Still, should the pandemic and its economic detritus linger for many more months, forcing Biden to return to the Hill for another rescue plan, the GOP will be in a position to brand his most ambitious gambit a failure. And there are already signs that Republicans will use the scale of this rescue plan to argue there is no money left for other Biden priorities like tackling climate change.
Democratic splits
They also revealed tensions that may become more significant in time between Republican senators and the White House. Maine Sen. Susan Collins, for instance, was outspoken in criticizing the role played by Biden’s chief of staff Ron Klain.
The two-trillion-dollar megalith has also teased out splits within the Democratic Party — with some prominent progressives clashing with moderates like Sen. Joe Manchin of West Virginia, who used the power of his swing vote in the chamber to highlight his own less ambitious $11 minimum wage plan.
There have also been signs of nervousness on the left of the Democratic Party over the extent of Biden’s ambition. The President has yet to tip his hand on key elements of the measure that might be up for negotiation. The intervention by the Senate parliamentarian may make the bill simpler to pass since it will defuse a confrontation between Democrats over the minimum wage.
But the decision immediately set off a new debate in the party with progressives warning that the only way to pass a stand-alone bill on a minimum wage hike would be if Senate Democrats abolish the filibuster that effectively means major legislation needs 60 votes to pass in the 100-vote chamber. Such a move would set off a firestorm between Republicans and Democrats — and could come back to haunt the current majority if Republicans take back control of the Senate and there is a Republican in the Oval Office.

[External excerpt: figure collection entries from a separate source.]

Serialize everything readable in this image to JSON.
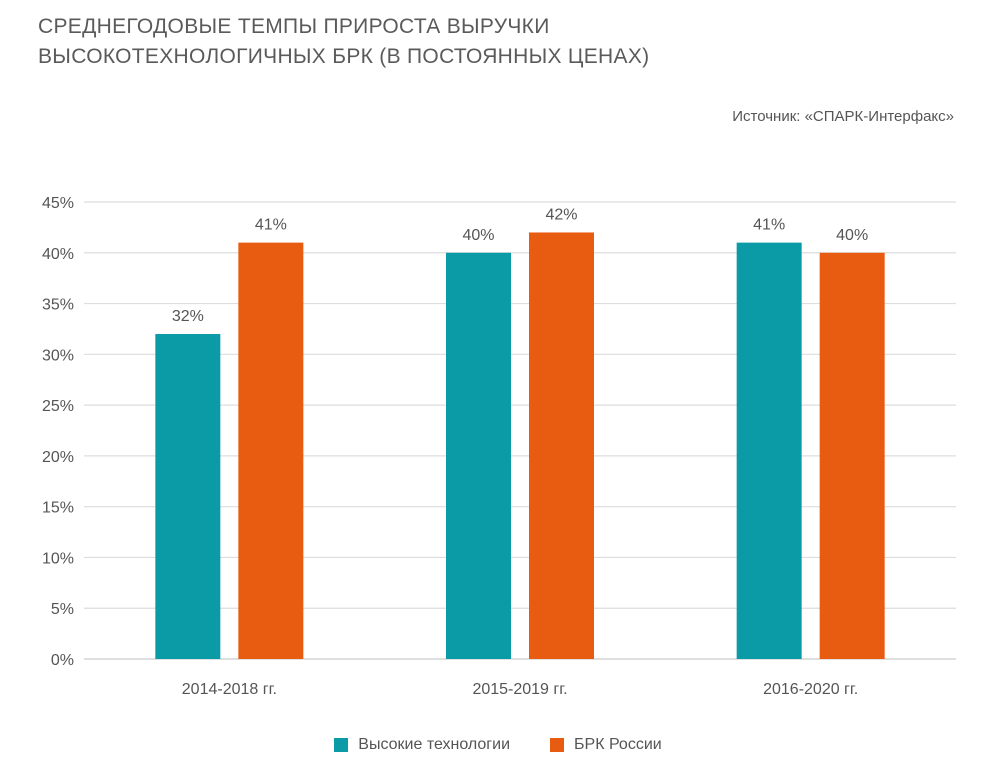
{
  "title": {
    "line1": "СРЕДНЕГОДОВЫЕ ТЕМПЫ ПРИРОСТА ВЫРУЧКИ",
    "line2": "ВЫСОКОТЕХНОЛОГИЧНЫХ БРК (В ПОСТОЯННЫХ ЦЕНАХ)"
  },
  "source": "Источник: «СПАРК-Интерфакс»",
  "colors": {
    "series_1": "#0a9ba6",
    "series_2": "#e85c12",
    "grid": "#dddddd",
    "axis": "#cccccc",
    "text": "#555555"
  },
  "chart_data": {
    "type": "bar",
    "categories": [
      "2014-2018 гг.",
      "2015-2019 гг.",
      "2016-2020 гг."
    ],
    "series": [
      {
        "name": "Высокие технологии",
        "values": [
          32,
          40,
          41
        ],
        "labels": [
          "32%",
          "40%",
          "41%"
        ]
      },
      {
        "name": "БРК России",
        "values": [
          41,
          42,
          40
        ],
        "labels": [
          "41%",
          "42%",
          "40%"
        ]
      }
    ],
    "ylim": [
      0,
      45
    ],
    "yticks": [
      "0%",
      "5%",
      "10%",
      "15%",
      "20%",
      "25%",
      "30%",
      "35%",
      "40%",
      "45%"
    ],
    "ytick_values": [
      0,
      5,
      10,
      15,
      20,
      25,
      30,
      35,
      40,
      45
    ],
    "grid": true,
    "legend_position": "bottom-center"
  }
}
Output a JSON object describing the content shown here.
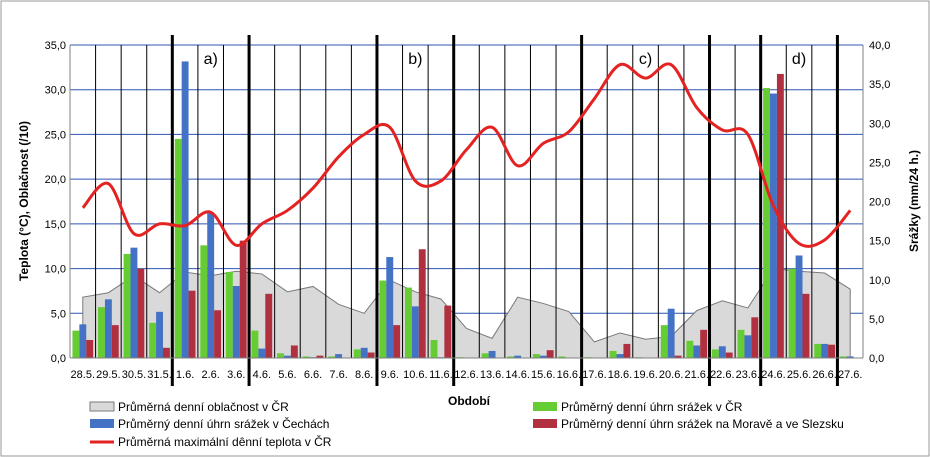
{
  "chart_data": {
    "type": "bar",
    "title": "",
    "xlabel": "Období",
    "ylabel_left": "Teplota (°C), Oblačnost (/10)",
    "ylabel_right": "Srážky (mm/24 h.)",
    "ylim_left": [
      0,
      35
    ],
    "ylim_right": [
      0,
      40
    ],
    "yticks_left": [
      "0,0",
      "5,0",
      "10,0",
      "15,0",
      "20,0",
      "25,0",
      "30,0",
      "35,0"
    ],
    "yticks_right": [
      "0,0",
      "5,0",
      "10,0",
      "15,0",
      "20,0",
      "25,0",
      "30,0",
      "35,0",
      "40,0"
    ],
    "grid": true,
    "legend_position": "bottom",
    "categories": [
      "28.5.",
      "29.5.",
      "30.5.",
      "31.5.",
      "1.6.",
      "2.6.",
      "3.6.",
      "4.6.",
      "5.6.",
      "6.6.",
      "7.6.",
      "8.6.",
      "9.6.",
      "10.6.",
      "11.6.",
      "12.6.",
      "13.6.",
      "14.6.",
      "15.6.",
      "16.6.",
      "17.6.",
      "18.6.",
      "19.6.",
      "20.6.",
      "21.6.",
      "22.6.",
      "23.6.",
      "24.6.",
      "25.6.",
      "26.6.",
      "27.6."
    ],
    "series": [
      {
        "name": "Průměrná denní oblačnost v ČR",
        "kind": "area",
        "axis": "left",
        "color": "#d9d9d9",
        "values": [
          6.8,
          7.3,
          9.2,
          7.3,
          9.6,
          9.2,
          9.7,
          9.4,
          7.4,
          8.0,
          6.0,
          5.0,
          8.7,
          7.4,
          6.6,
          3.3,
          2.2,
          6.8,
          6.1,
          5.2,
          1.8,
          2.8,
          2.1,
          2.4,
          5.3,
          6.4,
          5.6,
          10.0,
          9.7,
          9.5,
          7.7
        ]
      },
      {
        "name": "Průměrný denní úhrn srážek v ČR",
        "kind": "bar",
        "axis": "right",
        "color": "#66cc33",
        "values": [
          3.5,
          6.5,
          13.3,
          4.5,
          28.0,
          14.4,
          11.0,
          3.5,
          0.6,
          0.2,
          0.2,
          1.1,
          9.9,
          9.0,
          2.3,
          0.1,
          0.6,
          0.2,
          0.5,
          0.2,
          0.1,
          0.9,
          0.1,
          4.2,
          2.2,
          1.1,
          3.6,
          34.5,
          11.4,
          1.8,
          0.2
        ]
      },
      {
        "name": "Průměrný denní úhrn srážek v Čechách",
        "kind": "bar",
        "axis": "right",
        "color": "#4472c4",
        "values": [
          4.3,
          7.5,
          14.1,
          5.9,
          37.9,
          18.5,
          9.2,
          1.2,
          0.3,
          0.1,
          0.5,
          1.3,
          12.9,
          6.6,
          0.1,
          0.0,
          0.9,
          0.3,
          0.3,
          0.0,
          0.0,
          0.5,
          0.0,
          6.3,
          1.6,
          1.5,
          2.9,
          33.8,
          13.1,
          1.8,
          0.2
        ]
      },
      {
        "name": "Průměrný denní úhrn srážek na Moravě a ve Slezsku",
        "kind": "bar",
        "axis": "right",
        "color": "#b03040",
        "values": [
          2.3,
          4.2,
          11.4,
          1.3,
          8.6,
          6.1,
          15.0,
          8.2,
          1.6,
          0.3,
          0.0,
          0.7,
          4.2,
          13.9,
          6.7,
          0.0,
          0.0,
          0.0,
          1.0,
          0.0,
          0.0,
          1.8,
          0.0,
          0.3,
          3.6,
          0.7,
          5.2,
          36.3,
          8.2,
          1.7,
          0.0
        ]
      },
      {
        "name": "Průměrná maximální dênní teplota v ČR",
        "kind": "line",
        "axis": "left",
        "color": "#e52222",
        "values": [
          16.8,
          19.5,
          13.9,
          15.0,
          14.8,
          16.3,
          12.6,
          15.0,
          16.5,
          19.0,
          22.5,
          25.0,
          25.8,
          19.8,
          19.8,
          23.3,
          25.8,
          21.5,
          24.0,
          25.3,
          29.0,
          32.8,
          31.3,
          32.8,
          28.0,
          25.5,
          25.0,
          17.0,
          12.8,
          13.2,
          16.5
        ]
      }
    ],
    "periods": [
      "a)",
      "b)",
      "c)",
      "d)"
    ]
  }
}
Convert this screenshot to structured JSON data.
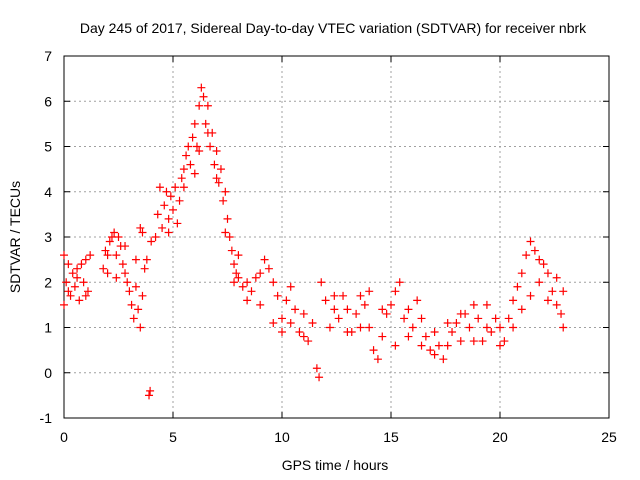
{
  "chart_data": {
    "type": "scatter",
    "title": "Day 245 of 2017, Sidereal Day-to-day VTEC variation (SDTVAR) for receiver nbrk",
    "xlabel": "GPS time / hours",
    "ylabel": "SDTVAR / TECUs",
    "xlim": [
      0,
      25
    ],
    "ylim": [
      -1,
      7
    ],
    "xticks": [
      "0",
      "5",
      "10",
      "15",
      "20",
      "25"
    ],
    "yticks": [
      "-1",
      "0",
      "1",
      "2",
      "3",
      "4",
      "5",
      "6",
      "7"
    ],
    "grid": true,
    "marker": "+",
    "series": [
      {
        "name": "SDTVAR",
        "color": "#ff0000",
        "points": [
          [
            0.0,
            2.6
          ],
          [
            0.0,
            1.5
          ],
          [
            0.1,
            2.0
          ],
          [
            0.2,
            2.4
          ],
          [
            0.3,
            1.7
          ],
          [
            0.4,
            2.2
          ],
          [
            0.5,
            1.9
          ],
          [
            0.6,
            2.1
          ],
          [
            0.7,
            1.6
          ],
          [
            0.8,
            2.4
          ],
          [
            0.9,
            2.0
          ],
          [
            1.0,
            2.5
          ],
          [
            1.1,
            1.8
          ],
          [
            1.2,
            2.6
          ],
          [
            1.8,
            2.3
          ],
          [
            1.9,
            2.7
          ],
          [
            2.0,
            2.2
          ],
          [
            2.1,
            2.9
          ],
          [
            2.2,
            3.0
          ],
          [
            2.3,
            3.1
          ],
          [
            2.4,
            2.6
          ],
          [
            2.5,
            3.0
          ],
          [
            2.6,
            2.8
          ],
          [
            2.7,
            2.4
          ],
          [
            2.8,
            2.2
          ],
          [
            2.9,
            2.0
          ],
          [
            3.0,
            1.8
          ],
          [
            3.1,
            1.5
          ],
          [
            3.2,
            1.2
          ],
          [
            3.3,
            1.9
          ],
          [
            3.4,
            1.4
          ],
          [
            3.5,
            1.0
          ],
          [
            3.6,
            1.7
          ],
          [
            3.7,
            2.3
          ],
          [
            3.8,
            2.5
          ],
          [
            3.5,
            3.2
          ],
          [
            3.6,
            3.1
          ],
          [
            3.9,
            -0.5
          ],
          [
            3.95,
            -0.4
          ],
          [
            4.0,
            2.9
          ],
          [
            4.2,
            3.0
          ],
          [
            4.3,
            3.5
          ],
          [
            4.4,
            4.1
          ],
          [
            4.5,
            3.2
          ],
          [
            4.6,
            3.7
          ],
          [
            4.7,
            4.0
          ],
          [
            4.8,
            3.4
          ],
          [
            4.9,
            3.9
          ],
          [
            5.0,
            3.6
          ],
          [
            5.1,
            4.1
          ],
          [
            5.2,
            3.3
          ],
          [
            5.3,
            3.8
          ],
          [
            5.4,
            4.3
          ],
          [
            5.5,
            4.5
          ],
          [
            5.6,
            4.8
          ],
          [
            5.7,
            5.0
          ],
          [
            5.8,
            4.6
          ],
          [
            5.9,
            5.2
          ],
          [
            6.0,
            5.5
          ],
          [
            6.1,
            5.0
          ],
          [
            6.2,
            5.9
          ],
          [
            6.3,
            6.3
          ],
          [
            6.4,
            6.1
          ],
          [
            6.5,
            5.5
          ],
          [
            6.6,
            5.9
          ],
          [
            6.7,
            5.0
          ],
          [
            6.8,
            5.3
          ],
          [
            6.9,
            4.6
          ],
          [
            7.0,
            4.9
          ],
          [
            7.1,
            4.2
          ],
          [
            7.2,
            4.5
          ],
          [
            7.3,
            3.8
          ],
          [
            7.4,
            4.0
          ],
          [
            7.5,
            3.4
          ],
          [
            7.6,
            3.0
          ],
          [
            7.7,
            2.7
          ],
          [
            7.8,
            2.4
          ],
          [
            7.9,
            2.2
          ],
          [
            8.0,
            2.1
          ],
          [
            8.2,
            1.9
          ],
          [
            8.4,
            2.0
          ],
          [
            8.6,
            1.8
          ],
          [
            8.8,
            2.1
          ],
          [
            9.0,
            2.2
          ],
          [
            9.2,
            2.5
          ],
          [
            9.4,
            2.3
          ],
          [
            9.6,
            2.0
          ],
          [
            9.8,
            1.7
          ],
          [
            10.0,
            1.2
          ],
          [
            10.2,
            1.6
          ],
          [
            10.4,
            1.9
          ],
          [
            10.6,
            1.4
          ],
          [
            10.8,
            0.9
          ],
          [
            11.0,
            1.3
          ],
          [
            11.2,
            0.7
          ],
          [
            11.4,
            1.1
          ],
          [
            11.6,
            0.1
          ],
          [
            11.7,
            -0.1
          ],
          [
            11.8,
            2.0
          ],
          [
            12.0,
            1.6
          ],
          [
            12.2,
            1.0
          ],
          [
            12.4,
            1.4
          ],
          [
            12.6,
            1.2
          ],
          [
            12.8,
            1.7
          ],
          [
            13.0,
            1.4
          ],
          [
            13.2,
            0.9
          ],
          [
            13.4,
            1.3
          ],
          [
            13.6,
            1.7
          ],
          [
            13.8,
            1.5
          ],
          [
            14.0,
            1.0
          ],
          [
            14.2,
            0.5
          ],
          [
            14.4,
            0.3
          ],
          [
            14.6,
            0.8
          ],
          [
            14.8,
            1.3
          ],
          [
            15.0,
            1.5
          ],
          [
            15.2,
            1.8
          ],
          [
            15.4,
            2.0
          ],
          [
            15.6,
            1.2
          ],
          [
            15.8,
            0.8
          ],
          [
            16.0,
            1.0
          ],
          [
            16.2,
            1.6
          ],
          [
            16.4,
            1.2
          ],
          [
            16.6,
            0.8
          ],
          [
            16.8,
            0.5
          ],
          [
            17.0,
            0.9
          ],
          [
            17.2,
            0.6
          ],
          [
            17.4,
            0.3
          ],
          [
            17.6,
            0.6
          ],
          [
            17.8,
            0.9
          ],
          [
            18.0,
            1.1
          ],
          [
            18.2,
            0.7
          ],
          [
            18.4,
            1.3
          ],
          [
            18.6,
            1.0
          ],
          [
            18.8,
            1.5
          ],
          [
            19.0,
            1.2
          ],
          [
            19.2,
            0.7
          ],
          [
            19.4,
            1.0
          ],
          [
            19.6,
            0.9
          ],
          [
            19.8,
            1.2
          ],
          [
            20.0,
            1.0
          ],
          [
            20.2,
            0.7
          ],
          [
            20.4,
            1.2
          ],
          [
            20.6,
            1.6
          ],
          [
            20.8,
            1.9
          ],
          [
            21.0,
            2.2
          ],
          [
            21.2,
            2.6
          ],
          [
            21.4,
            2.9
          ],
          [
            21.6,
            2.7
          ],
          [
            21.8,
            2.5
          ],
          [
            22.0,
            2.4
          ],
          [
            22.2,
            2.2
          ],
          [
            22.4,
            1.8
          ],
          [
            22.6,
            1.5
          ],
          [
            22.8,
            1.3
          ],
          [
            22.9,
            1.0
          ],
          [
            0.2,
            1.8
          ],
          [
            0.6,
            2.3
          ],
          [
            1.0,
            1.7
          ],
          [
            2.0,
            2.6
          ],
          [
            2.4,
            2.1
          ],
          [
            4.8,
            3.1
          ],
          [
            5.5,
            4.1
          ],
          [
            6.0,
            4.4
          ],
          [
            6.2,
            4.9
          ],
          [
            6.6,
            5.3
          ],
          [
            7.0,
            4.3
          ],
          [
            7.4,
            3.1
          ],
          [
            8.4,
            1.6
          ],
          [
            9.0,
            1.5
          ],
          [
            9.6,
            1.1
          ],
          [
            10.0,
            0.9
          ],
          [
            10.4,
            1.1
          ],
          [
            11.0,
            0.8
          ],
          [
            12.4,
            1.7
          ],
          [
            13.0,
            0.9
          ],
          [
            13.6,
            1.0
          ],
          [
            14.0,
            1.8
          ],
          [
            14.6,
            1.4
          ],
          [
            15.2,
            0.6
          ],
          [
            15.8,
            1.4
          ],
          [
            16.4,
            0.6
          ],
          [
            17.0,
            0.4
          ],
          [
            17.6,
            1.1
          ],
          [
            18.2,
            1.3
          ],
          [
            18.8,
            0.7
          ],
          [
            19.4,
            1.5
          ],
          [
            20.0,
            0.6
          ],
          [
            20.6,
            1.0
          ],
          [
            21.0,
            1.4
          ],
          [
            21.4,
            1.7
          ],
          [
            21.8,
            2.0
          ],
          [
            22.2,
            1.6
          ],
          [
            22.6,
            2.1
          ],
          [
            22.9,
            1.8
          ],
          [
            2.8,
            2.8
          ],
          [
            3.3,
            2.5
          ],
          [
            7.8,
            2.0
          ],
          [
            8.0,
            2.6
          ]
        ]
      }
    ]
  }
}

Biden faces mid-March deadline
While Obama passed his economic rescue plan that eventually reached $800 billion in 2009, in early February, Biden isn’t doing too badly by comparison with other predecessors. It took President George W. Bush until June of his first year in office to sign the $1.3 trillion tax cut that was the centerpiece of his first-term agenda. While President Bill Clinton signed a flurry of legislation in his first days in office, his big ticket economic plan, which passed without a single Republican vote and turned deficits into a surplus by the time he left office, wasn’t enacted until August of his first year in office, in 1993.